Can you see what the computer sees?
In a recent study expert ophthalmologists were asked to determine the sex of a patient only looking at a picture of a retina. They were correct roughly 50% of the time, which is about as good as guessing. They then used an artificial intelligence (AI) algorithm to determine the sex and it was correct over 97% over the time. The doctors could not explain how the analysis was so accurate.

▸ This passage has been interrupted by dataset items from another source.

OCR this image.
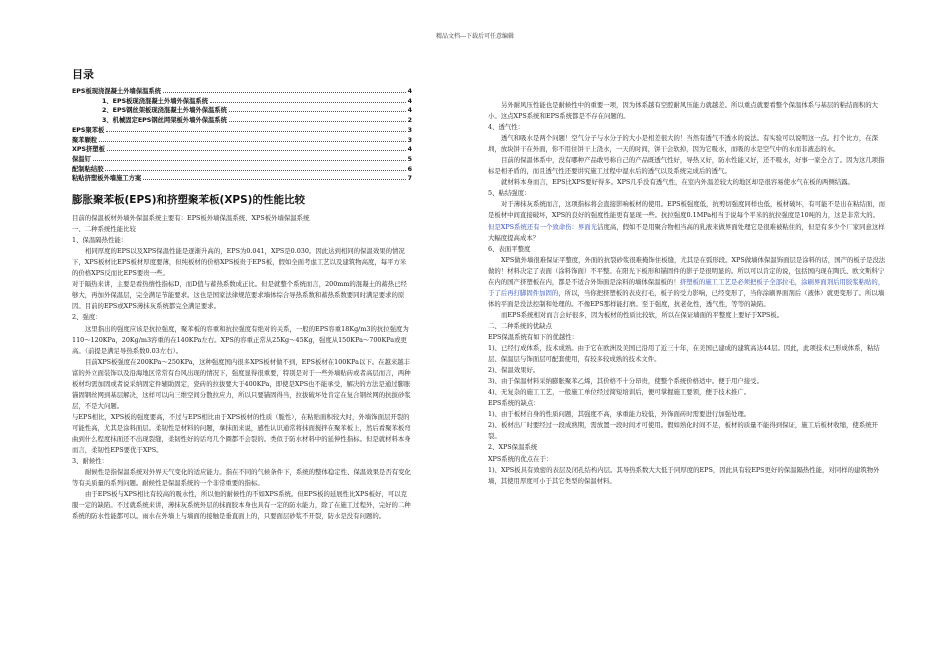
精品文档---下载后可任意编辑
目录
EPS板现浇混凝土外墙保温系统	4
1、EPS板现浇混凝土外墙外保温系统	4
2、EPS钢丝架板现浇混凝土外墙外保温系统	4
3、机械固定EPS钢丝网架板外墙外保温系统	2
EPS聚苯板	3
聚苯颗粒	3
XPS挤塑板	4
保温钉	5
配制粘结胶	6
粘贴挤塑板外墙施工方案	7
膨胀聚苯板(EPS)和挤塑聚苯板(XPS)的性能比较
目前的保温板材外墙外保温系统主要有：EPS板外墙保温系统、XPS板外墙保温系统
一、二种系统性能比较
1、保温隔热性能：
相同厚度的EPS以及XPS保温性能是逐渐升高的，EPS为0.041，XPS是0.030。因此达到相同的保温效果的情况下，XPS板材比EPS板材厚度要薄，但纯板材的价格XPS板贵于EPS板，假如全面考虑工艺以及建筑物高度，每平方米的价格XPS反而比EPS要贵一些。
对于隔热来讲，主要是看热惰性指标D，而D值与蓄热系数成正比。但是就整个系统而言，200mm的混凝土的蓄热已经够大，再加外保温层，完全满足节能要求。这也是国家法律规范要求墙体综合导热系数和蓄热系数要同时满足要求的原因。目前的EPS或XPS薄抹灰系统都完全满足要求。
2、强度：
这里指出的强度应该是抗拉强度，聚苯板的容重和抗拉强度有绝对的关系，一般的EPS容重18Kg/m3的抗拉强度为110～120KPa，20Kg/m3容重的在140KPa左右。XPS的容重正常从25Kg～45Kg，强度从150KPa～700KPa或更高。（前提是满足导热系数0.03左右）。
目前XPS板强度在200KPa～250KPa，这种强度国内很多XPS板材做不到，EPS板材在100KPa以下。在越来越丰富的外立面装饰以及沿海地区常常有台风出现的情况下，强度显得很重要，特别是对于一些外墙贴砖或者高层而言，两种板材均需加固或者说采纳固定件辅助固定，瓷砖的拉拔要大于400KPa，即使是XPS也不能承受，解决的方法是通过膨胀锚固钢丝网到基层解决，这样可以向三维空间分散拉应力，所以只要锚固得当，拉拔破坏处肯定在复合钢丝网的抗拔砂浆层，不是大问题。
与EPS相比，XPS板的强度要高，不过与EPS相比由于XPS板材的性质（脆性），在粘贴面积较大时，外墙饰面层开裂的可能性高，尤其是涂料面层。柔韧性是材料的问题，拿抹面来说，感性认识通常将抹面搅拌在聚苯板上，然后看聚苯板弯曲到什么程度抹面还不出现裂缝，柔韧性好的话弯几个圈都不会裂的。类似于防水材料中的延伸性指标。但是就材料本身而言，柔韧性EPS要优于XPS。
3、耐候性：
耐候性是指保温系统对外界天气变化的适应能力。指在不同的气候条件下，系统的整体稳定性、保温效果是否有变化等有关质量的系列问题。耐候性是保温系统的一个非常重要的指标。
由于EPS板与XPS相比有较高的吸水性，所以他的耐候性的不如XPS系统。但EPS板的延展性比XPS板好，可以克服一定的缺陷。不过就系统来讲，薄抹灰系统外层的抹面胶本身也具有一定的防水能力，除了在施工过程外，完好的二种系统的防水性能都可以。雨水在外墙上与墙面的接触是垂直面上的，只要面层砂浆不开裂，防水是没有问题的。
另外耐风压性能也是耐候性中的重要一项，因为体系越有空腔耐风压能力就越差。所以重点就要看整个保温体系与基层的粘结面积的大小。这点XPS系统和EPS系统都是不存在问题的。
4、透气性：
透气和吸水是两个问题！空气分子与水分子的大小是相差很大的！当然有透气不透水的说法。有实验可以说明这一点。打个比方，在深圳，放块饼干在外面，你不用住饼干上浇水，一天的时间，饼干会软掉，因为它吸水，而吸的水是空气中的水而非液态的水。
目前的保温体系中，没有哪种产品敢号称自己的产品既透气性好，导热又好，防水性能又好，还不吸水，好事一家全占了。因为这几项指标是相矛盾的，而且透气性还要讲究施工过程中湿水后的透气以及系统完成后的透气。
就材料本身而言，EPS比XPS要好得多。XPS几乎没有透气性，在室内外温差较大的地区却是很容易使水气在板的两侧结露。
5、粘结强度：
对于薄抹灰系统而言，这项指标将会直接影响板材的使用。EPS板强度低，抗剪切强度同样也低，板材破坏，有可能不是出在粘结面，而是板材中间直接破坏，XPS的良好的强度性能更有显现一些。抗拉强度0.1MPa相当于说每个平米的抗拉强度是10吨的力，这是非常大的。
但是XPS系统还有一个致命伤：界面光洁度高，假如不是用聚合物相当高的乳液来做界面处理它是很难被粘住的，但是有多少个厂家同意这样大幅度提高成本？
6、表面平整度
XPS做外墙很难保证平整度，外面的抗裂砂浆很难掩饰住板缝，尤其是在弧形段。XPS做墙体保温饰面层是涂料的话，国产的板子是没法做的！材料决定了表面（涂料饰面）不平整。在阳光下板形和锚固件的影子是很明显的。所以可以肯定的说，包括国内现在陶氏、欧文斯科宁在内的国产挤塑板在内，都是不适合外饰面是涂料的墙体保温板的！挤塑板的施工工艺是必须把板子全部拉毛，涂刷界面剂后用胶浆粘贴的，于了后再打脚固件加固的，所以，当你把挤塑板的表皮打毛，板子的受力影响，已经变形了，当你涂刷界面剂后（液体）就更变形了。所以墙体的平面是没法控制和处理的。不像EPS那样能打磨。至于强度，抗老化性，透气性，等等的缺陷。
而EPS系统相对而言会好很多，因为板材的性质比较软，所以在保证墙面的平整度上要好于XPS板。
二、二种系统的优缺点
EPS保温系统有如下的优越性：
1)、已经行成体系，技术成熟。由于它在欧洲及美国已沿用了近三十年，在美国已建成的建筑高达44层。因此，此项技术已形成体系，粘结层、保温层与饰面层可配套使用，有较多较成熟的技术文件。
2)、保温效果好。
3)、由于保温材料采纳膨胀聚苯乙烯，其价格不十分昂贵，使整个系统价格适中。便于用户接受。
4)、无复杂的施工工艺，一般施工单位经过简短培训后，便可掌握施工要领，便于技术推广。
EPS系统的缺点：
1)、由于板材自身的性质问题，其强度不高，承重能力较低，外饰面砖时需要进行加强处理。
2)、板材出厂时要经过一段成熟期，需放置一段时间才可使用。假如熟化时间不足，板材的质量不能得到保证，施工后板材收缩，使系统开裂。
2、XPS保温系统
XPS系统的优点在于：
1)、XPS板具有致密的表层及闭孔结构内层。其导热系数大大低于同厚度的EPS，因此具有较EPS更好的保温隔热性能，对同样的建筑物外墙，其使用厚度可小于其它类型的保温材料。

It appears the algorithm detected something the doctors could not see. While this seems like a great case study for validating the use of AI for many applications (computers are better than humans), there can be a downside. What should be understood is whether your AI algorithm is giving you good results.
The Pitfalls of AI
One of the classic examples of the danger of using machine learning and artificial intelligence is when they are used to predict future criminal behavior. The results have been questionable at best. This is due to the inherent bias introduced in the algorithm. Because the data contains parameters that highly correlate with criminal activity (race, ZIP code, income, etc.), the output produced results that “predicted” criminal activity. There were many other factors that should have been considered. Interestingly enough, the predictions were not very good when long term results were analyzed.
The point I am making is when using artificial intelligence you should always perform a reality check on the results. It may provide an answer that leads to a bad decision. Some drivers recently experienced this phenomenon while using a map application on their phones. There was an accident on a highway, so the application rerouted people onto a dirt road. Because of the recent rain, about 100 drivers ended up in a muddy field rather than arriving at their destinations. It would have been better to stay on a current route or consider an alternative route. In short, is the data giving you a good answer?
The Benefits of AI
While there are pitfalls to artificial intelligence, there are many benefits to it. One of my favorite use cases is with a contract manufacturer that wanted to better predict finished product quality. With the help of a data scientist intern they analyzed a significant amount of process data. It should be noted they did not preclude any process variable from the data set. They soon discovered that the process variables people thought had the highest correlation to quality, was not all that significant. Moreover, the process variables that were thought to have little impact, appeared to be significant. They results were meet with skepticism at first (reality check), but after some additional analysis, they soon understood why this was the case.
As you progress along your IIoT journey and are ready for artificial intelligence, be sure to keep the risks and benefits in mind when developing your algorithm and selecting data. Is their bias in the algorithm? Does this result make sense? Is this really a good decision? Answering these questions will help ensure you have resolved manufacturing inefficiencies, and not created an even larger problem.